CBS Sports college football writer and analyst Barrett Sallee (Two r’s, two t’s, two l’s, two e’s) joined 3&OUT on Thursday morning to talk about his shift off the Butch Jones train, thoughts on the program and much more. Click here for the whole interview, but keep reading for some highlights.
Things began simply enough when Sallee was asked when he switched from a believer in Butch to a believer in Botch. Sallee picked Tennessee to win the SEC East in 2016 (like many of us), so his answer was simple: “Last year.”
“There are plenty of teams that fight through adversity and don’t use it as an excuse,” Sallee said of how last season unfolded. “You can’t ask for a worse hand than what Florida has been dealt for the last couple of years, and yet they’ve found a way.”
He’s referencing, among other things, Florida’s nightmares on offense — one starting quarterback suspended for taking PEDs, his replacement unable to throw, plenty of injuries to the rest of the Gators’ starting quarterbacks and struggles by their replacements. Here’s a gentle reminder that Florida maintained an SEC East lead with Treon Harris at quarterback.
“Instead of finding a way above it and coaching players up, Butch Jones used it as an excuse.” – Barrett Sallee
He added that one of Jones’ biggest flaws was he uses his cliches and slogans from media appearances in the locker room, saying it sounds like much of Jones’ common phrases sound like those that would come from a “Motivational Book for Dummies.”
“If you’re a senior on that team, at some point you take offense to your head coach saying ‘Brick by brick’ and ‘Champions of life,'” Sallee said. “‘No, we’re supposed to be champions of the conference, supposed to be real champions.'”
He makes an interesting point, especially going on, when he says Jones fails to treat players differently based on what they’ve earned, contrasting to authoritative roles like parenting or corporate management. He does use the black stripes for freshman in practice, forcing them to earn the removal of the stripes to join the rest of the team.
Outside of that, though, it’s hard to tell what rewards or punishments are being given after evaluation of his players.
Sallee later called Jones’ idea of handling the media “basically socialism” (woo boy) if reporters were Vol fans or only reported the positive things surrounding Tennessee.
“Everything that’s being used to criticize Tennessee at this point is completely fair,” Sallee said. “If it sounds like people are going after Butch Jones, well yeah — he’s given everybody every reason to do it.”
While Sallee said that national opinions of Tennessee’s football program mostly revolved around the world “regression,” he said Tennessee would be “one of the top jobs” available depending on the college football open coaching job landscape.
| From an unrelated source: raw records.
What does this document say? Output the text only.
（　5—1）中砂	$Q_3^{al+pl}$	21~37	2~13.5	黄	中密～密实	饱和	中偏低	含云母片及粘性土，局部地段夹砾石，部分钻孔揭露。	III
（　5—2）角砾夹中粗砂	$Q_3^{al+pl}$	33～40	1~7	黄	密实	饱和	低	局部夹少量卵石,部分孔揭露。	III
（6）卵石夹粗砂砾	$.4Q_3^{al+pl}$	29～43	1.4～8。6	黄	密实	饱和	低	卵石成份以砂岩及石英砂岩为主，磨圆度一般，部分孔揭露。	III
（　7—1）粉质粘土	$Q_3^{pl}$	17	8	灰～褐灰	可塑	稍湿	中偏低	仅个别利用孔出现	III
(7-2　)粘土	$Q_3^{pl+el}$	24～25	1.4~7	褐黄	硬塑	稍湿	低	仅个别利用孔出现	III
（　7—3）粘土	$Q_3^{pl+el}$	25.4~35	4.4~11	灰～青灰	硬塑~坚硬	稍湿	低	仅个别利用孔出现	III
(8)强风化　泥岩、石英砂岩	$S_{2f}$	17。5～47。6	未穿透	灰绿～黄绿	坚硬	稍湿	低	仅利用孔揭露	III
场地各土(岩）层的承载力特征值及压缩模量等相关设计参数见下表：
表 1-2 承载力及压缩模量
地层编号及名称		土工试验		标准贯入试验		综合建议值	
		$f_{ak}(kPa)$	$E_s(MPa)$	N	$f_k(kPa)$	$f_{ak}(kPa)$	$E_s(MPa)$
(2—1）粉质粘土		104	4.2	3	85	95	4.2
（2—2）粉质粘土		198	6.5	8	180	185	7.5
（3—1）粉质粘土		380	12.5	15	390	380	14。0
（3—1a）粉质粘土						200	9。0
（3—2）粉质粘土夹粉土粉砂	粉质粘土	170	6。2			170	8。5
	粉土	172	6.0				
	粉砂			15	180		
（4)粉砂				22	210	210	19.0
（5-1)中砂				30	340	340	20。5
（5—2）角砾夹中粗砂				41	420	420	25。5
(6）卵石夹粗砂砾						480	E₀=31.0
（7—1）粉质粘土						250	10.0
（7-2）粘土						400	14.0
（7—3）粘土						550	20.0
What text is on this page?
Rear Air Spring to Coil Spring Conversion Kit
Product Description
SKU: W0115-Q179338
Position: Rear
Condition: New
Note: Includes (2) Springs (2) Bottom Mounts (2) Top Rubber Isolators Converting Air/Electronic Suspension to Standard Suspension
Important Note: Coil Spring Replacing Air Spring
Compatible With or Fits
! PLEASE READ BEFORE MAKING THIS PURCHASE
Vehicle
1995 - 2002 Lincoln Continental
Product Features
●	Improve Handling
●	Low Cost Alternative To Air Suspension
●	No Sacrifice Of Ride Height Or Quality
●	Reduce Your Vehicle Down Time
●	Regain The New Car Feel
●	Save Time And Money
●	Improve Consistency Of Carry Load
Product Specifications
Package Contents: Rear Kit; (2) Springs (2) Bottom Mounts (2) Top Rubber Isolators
“Does that mean Tennessee fans are going to get who they want? No,” Sallee said. “Tennessee fans think Jon Gruden is coming, and he’s not. It’s still going to be a top job, they’re going to throw around a ton of money — as they should, and as they can — but the biggest thing for Tennessee is don’t be gun-shy and don’t connect dots that don’t need to be connected.”
Sallee said Colorado State coach and former Georgia offensive coordinator Mike Bobo would be a “phenomenal” hire for Tennessee. Bobo’s track record isn’t great out west considering the situation he came into, but we can debate Bobo another time.
“Tennessee will probably have the ability to dictate the market unless Auburn comes open,” Sallee added.
When asked about the possiblity of Jones keeping things respectable against Alabama, winning out and sticking with the program, Sallee said the impacts of that “would be horrible.”
He mentioned the scenario of approaching the early signing period with maybe three realistic head-coaching options, and no back-up plans should Tennessee’s best option or two fall through. The whole Joe Alleva and Les Miles fiasco from a few years ago brings back weird memories of “Well, LSU is getting Jimbo Fisher” turning into “Well, we’ll stick with Les… for four games.”
“Tennessee actually has the luxury of a gift right now and they’re letting it go by the wayside,” Sallee said. “Tennessee could have fired Butch Jones three weeks ago and laid out 30 different contingency plans.”
“The idea of letting Butch Jones linger because you don’t want to fire him or you don’t want to lose a recruiting class is absolutely insane.”
Sallee wrapped up with his top three coaching candidates that John Currie could realistically swing for the fences for: Chip Kelly, Dan Mullen and Jeff Brohm.
While Sallee doesn’t think Kelly would say yes to the Vols, he also thinks that would be best for the program, adding that Kelly doesn’t recruit and wouldn’t be a great fit in the SEC.
For Mullen, though, Sallee is sold.
“He took Mississippi State to No. 1 in the country,” Sallee said. “And with that roster, that’s saying a lot. Just look what he did at Florida … imagine what he could do with a roster of four and five-star (recruits) at Tennessee. He’d be a monster.”
On Brohm, Sallee knows he won’t be the splash hire fans like, but he says Brohm has Power 5 experience and SEC teams will come calling for the first-year Purdue coach in just a few short years.